Final answer:
The probability that the mean height for the sample is greater than 64 inches is approximately 0.2863, or 28.63%.
Step-by-step explanation:
To find the probability that the mean height for the sample is greater than 64 inches, we need to use the Central Limit Theorem. The Central Limit Theorem states that the distribution of sample means approaches a normal distribution as the sample size increases. We can use the standard normal distribution to calculate probabilities.
First, we need to calculate the standard error of the mean. The formula for the standard error of the mean is sigma / sqrt(n), where sigma is the population standard deviation and n is the sample size. In this case, sigma = 2.63 and n = 55. So the standard error is 2.63 / sqrt(55) = 0.3541.

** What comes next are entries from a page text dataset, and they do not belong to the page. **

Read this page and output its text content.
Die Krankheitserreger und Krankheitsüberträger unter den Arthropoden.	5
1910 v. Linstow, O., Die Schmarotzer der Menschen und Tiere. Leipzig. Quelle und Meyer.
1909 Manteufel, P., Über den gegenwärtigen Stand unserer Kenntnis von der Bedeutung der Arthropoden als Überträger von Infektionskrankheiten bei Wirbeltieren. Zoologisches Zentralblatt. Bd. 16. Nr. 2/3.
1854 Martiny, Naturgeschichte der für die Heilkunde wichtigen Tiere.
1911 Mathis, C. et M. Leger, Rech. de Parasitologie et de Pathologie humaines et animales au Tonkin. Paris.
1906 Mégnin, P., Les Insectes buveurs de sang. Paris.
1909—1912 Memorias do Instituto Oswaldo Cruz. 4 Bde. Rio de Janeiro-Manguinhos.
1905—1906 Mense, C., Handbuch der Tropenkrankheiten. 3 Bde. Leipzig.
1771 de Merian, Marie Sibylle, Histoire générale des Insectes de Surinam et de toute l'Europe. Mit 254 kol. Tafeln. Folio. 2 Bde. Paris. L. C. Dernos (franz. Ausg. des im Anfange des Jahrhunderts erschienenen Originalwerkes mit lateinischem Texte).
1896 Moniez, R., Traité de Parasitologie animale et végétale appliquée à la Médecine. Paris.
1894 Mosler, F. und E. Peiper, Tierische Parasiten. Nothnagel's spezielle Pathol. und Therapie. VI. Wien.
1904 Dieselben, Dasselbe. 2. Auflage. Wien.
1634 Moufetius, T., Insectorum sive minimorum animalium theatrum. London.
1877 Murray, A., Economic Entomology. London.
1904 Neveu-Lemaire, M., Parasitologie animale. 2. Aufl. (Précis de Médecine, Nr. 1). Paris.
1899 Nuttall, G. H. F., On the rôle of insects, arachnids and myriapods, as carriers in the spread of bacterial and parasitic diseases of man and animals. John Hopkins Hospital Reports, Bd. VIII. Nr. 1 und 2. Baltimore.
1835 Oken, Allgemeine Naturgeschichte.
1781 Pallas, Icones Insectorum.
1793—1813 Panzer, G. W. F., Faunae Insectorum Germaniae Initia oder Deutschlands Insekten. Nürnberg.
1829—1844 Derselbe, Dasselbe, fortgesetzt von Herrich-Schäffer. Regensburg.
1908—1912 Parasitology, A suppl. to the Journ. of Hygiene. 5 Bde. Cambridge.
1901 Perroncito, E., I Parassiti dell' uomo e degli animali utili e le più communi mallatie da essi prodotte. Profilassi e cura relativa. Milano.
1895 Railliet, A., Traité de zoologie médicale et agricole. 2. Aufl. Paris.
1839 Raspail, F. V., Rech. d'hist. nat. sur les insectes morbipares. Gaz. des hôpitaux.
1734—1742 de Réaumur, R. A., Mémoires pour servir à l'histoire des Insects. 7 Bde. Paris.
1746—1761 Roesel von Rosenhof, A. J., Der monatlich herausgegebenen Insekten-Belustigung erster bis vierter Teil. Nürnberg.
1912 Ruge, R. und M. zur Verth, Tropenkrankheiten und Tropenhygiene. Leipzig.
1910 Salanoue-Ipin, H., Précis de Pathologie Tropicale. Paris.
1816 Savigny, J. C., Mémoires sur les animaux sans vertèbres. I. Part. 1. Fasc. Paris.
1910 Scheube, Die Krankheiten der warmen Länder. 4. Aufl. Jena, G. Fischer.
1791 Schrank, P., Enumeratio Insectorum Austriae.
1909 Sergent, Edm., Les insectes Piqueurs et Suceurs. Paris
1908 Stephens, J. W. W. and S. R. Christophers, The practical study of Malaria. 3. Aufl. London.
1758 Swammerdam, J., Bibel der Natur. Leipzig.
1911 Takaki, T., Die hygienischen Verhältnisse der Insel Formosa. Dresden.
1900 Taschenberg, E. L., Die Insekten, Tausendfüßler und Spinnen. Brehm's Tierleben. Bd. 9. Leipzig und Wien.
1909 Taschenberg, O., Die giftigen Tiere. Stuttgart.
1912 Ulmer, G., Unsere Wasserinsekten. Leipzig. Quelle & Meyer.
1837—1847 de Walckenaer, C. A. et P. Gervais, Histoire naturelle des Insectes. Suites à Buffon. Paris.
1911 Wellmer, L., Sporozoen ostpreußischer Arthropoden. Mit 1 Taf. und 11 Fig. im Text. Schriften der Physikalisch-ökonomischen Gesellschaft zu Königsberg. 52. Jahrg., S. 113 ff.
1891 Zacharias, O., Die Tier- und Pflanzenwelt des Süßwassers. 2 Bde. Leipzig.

Next, we calculate the z-score for the mean height of 64 inches. The formula for the z-score is (x - mu) / SE, where x is the sample mean, mu is the population mean, and SE is the standard error. In this case, x = 64, mu = 63.8, and SE = 0.3541. So the z-score is (64 - 63.8) / 0.3541 = 0.5653.
Finally, we can use the standard normal distribution to find the probability. We want to find the probability that the z-score is greater than 0.5653. Looking up this value in the standard normal distribution table, we find that the probability is approximately 0.2863, or 28.63%.